Deep South activists intimidated over alleged pro-separatist t-shirts

Activists and journalists in the Deep South of Thailand have been intimidated for producing t-shirts allegedly supporting the separatist movement. A Deep South activist said that Thai authorities misunderstood the t-shirts because they do not know the Jawi language.
 
In the last few days, social media has been flooded with pictures of five people wearing white t-shirts printed with a map of Thailand’s Deep South and the message “TANAH PERKASA MELAYU UTARA.” According to Isranews Agency, the message means “the Melayu Kingdom over the Greatest Land.” Most people on social media believed that the t-shirts were part of a campaign to promote independence for the Deep South.  
 

The t-shirt with a map of the Deep South in Thailand (source: Muhammad Rusdy Sheikh Haroon’s Facebook)

On Friday, 8 July 2016, Nantharawut Mueangsuk, a media person in the Deep South, posted on his Facebook page that the t-shirts actually aim to promote tadika schools, Muslim religious schools for children in the Deep South. The t-shirts were produced by the Bunga Raya group, a civil society education group, which has no involvement with the separatist movement, Manager Online reported.   

The picture of five people wearing the controversial t-shirt (source: BBC Thai)

However, the trend on social media has already frustrated Thai security personnel. Col Pramote Promin, spokesperson for Internal Security Operations Command (ISOC) Region 4, said that the army was already aware of the issue and knew all people in the picture. The military will investigate whether the t-shirts breach the law or not. If so, the people involved will be prosecuted, Isranews Agency reported on 7 July 2016.

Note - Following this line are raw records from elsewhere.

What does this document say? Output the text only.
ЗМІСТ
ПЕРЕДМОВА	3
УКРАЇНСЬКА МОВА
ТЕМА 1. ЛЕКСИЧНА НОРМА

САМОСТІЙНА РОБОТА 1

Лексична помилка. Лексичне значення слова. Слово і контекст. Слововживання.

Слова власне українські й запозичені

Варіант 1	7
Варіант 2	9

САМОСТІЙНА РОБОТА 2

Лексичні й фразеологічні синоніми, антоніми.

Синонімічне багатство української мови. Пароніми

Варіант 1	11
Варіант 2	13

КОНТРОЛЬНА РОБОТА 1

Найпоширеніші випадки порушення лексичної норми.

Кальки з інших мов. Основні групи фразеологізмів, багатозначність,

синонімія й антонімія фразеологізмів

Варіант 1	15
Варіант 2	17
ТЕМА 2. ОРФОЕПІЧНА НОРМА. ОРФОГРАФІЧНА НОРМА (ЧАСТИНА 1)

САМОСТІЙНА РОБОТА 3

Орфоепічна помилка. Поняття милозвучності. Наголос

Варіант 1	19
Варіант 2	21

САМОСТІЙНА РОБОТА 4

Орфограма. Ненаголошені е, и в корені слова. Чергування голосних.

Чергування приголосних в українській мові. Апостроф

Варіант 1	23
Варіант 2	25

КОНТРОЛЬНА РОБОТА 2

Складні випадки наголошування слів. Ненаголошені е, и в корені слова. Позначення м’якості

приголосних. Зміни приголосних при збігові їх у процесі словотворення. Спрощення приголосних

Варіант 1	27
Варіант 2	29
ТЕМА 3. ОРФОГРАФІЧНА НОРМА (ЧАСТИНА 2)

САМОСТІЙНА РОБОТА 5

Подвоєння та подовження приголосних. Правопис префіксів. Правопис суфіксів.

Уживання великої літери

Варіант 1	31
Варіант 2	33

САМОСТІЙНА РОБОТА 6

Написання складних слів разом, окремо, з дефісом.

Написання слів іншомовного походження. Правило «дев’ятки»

Following the spokesperson’s announcement, Sharif Saii, a journalist from InSouth Voice, an online media source in the Deep South, posted on his Facebook page that in the late evening of 7 July, about 7 rangers came to his home in Pattani but he was not in. The authorities then called him and said that they want to meet him within a couple of days because of the ‘trend on social media’.
 

The rangers visit Sharif's house (source: Sharif's Facebook account)

Sharif revealed to Prachatai that the authorities wanted to see him since he was in the controversial photo. He was very surprised after being informed that it was due to the t-shirt as it has no message related to the separatist movement at all. The Jawi writing on the map was just the names of tadika coordination centres in the different provinces of the Deep South.
 
“They [the authorities] did not tell me anything, just saying that they wanted to meet me because of an issue on social media,” Sharif told Prachatai. “What I’m concerned the most is my family. They are frightened from the incident since the authorities have never visited my home before. They’re worried that something bad will happen to me.”
 
As well as Sharif, Hassan Yamabudi, the Chair of the Bunga Raya group, was also intimidated by Thai authorities. He told Prachatai that the authorities came to his home on the afternoon of 8 July but he was not there.  The authorities asked his relatives about his current address and workplace and said that they wanted to meet him within a couple of days. He also added that the authorities have already visited the homes of all five people in the controversial photo.
 
Hassan also said that if the authorities knew Jawi, they would realize that the t-shirts only aim to promote tadika education in the Deep South without any involvement with the separatist movement, adding that his group has produced such t-shirts since 2007 and the message on the t-shirt has never changed.
 
“I hoped that the authorities would give us a chance to clarify things so they could understand that we have nothing to do with the separatist movement, but they used their own interpretation and threw a shadow of over us without talking,” Hassan said. “This is not what the state should do. This is immature.”
 
Hassan also added that the translation of the term “TANAH PERKASA MELAYU UTARA” presented in the media is incorrect. The actual translation should be “The Working Area of Tadika Schools in Northern Melayu.”
 
However, Chaiwat Meesanthan, a Malay expert from Thammasat University’s Faculty of Liberal Arts, told Prachatai that the literal translation of the term ‘Tanah Persaka Melayu Utara’ is ‘the Mighty Land of Northern Melayu.’ He said that the term ‘Tanah Melayu Utara’ definitely means ‘the Land of Northern Melayu’ but the problematic term here is ‘Persaka.’

“Persaka basically means ‘physically mighty’, However, this word has a positive meaning so it is also widely used to refer to the might and solidarity of organizations, culture, and language. Various organizations in Malaysia also use this word to refer to themselves,” Chaiwat told Prachatai.

Chaiwat accepted that the term itself can make Thai authorities misunderstood and connect the t-shirts to the separatist movement. However, if the authorities looked into the details, they would immediately understand that the t-shirts have nothing to do with the separatist movement even though they do not know the Malay language.

“The map on the t-shirts includes Satun and Songkhla provinces which are not the main targets of the separatist movement. Thai authorities should realize this or they should recheck their information before making a false public statement,” said Chaiwat.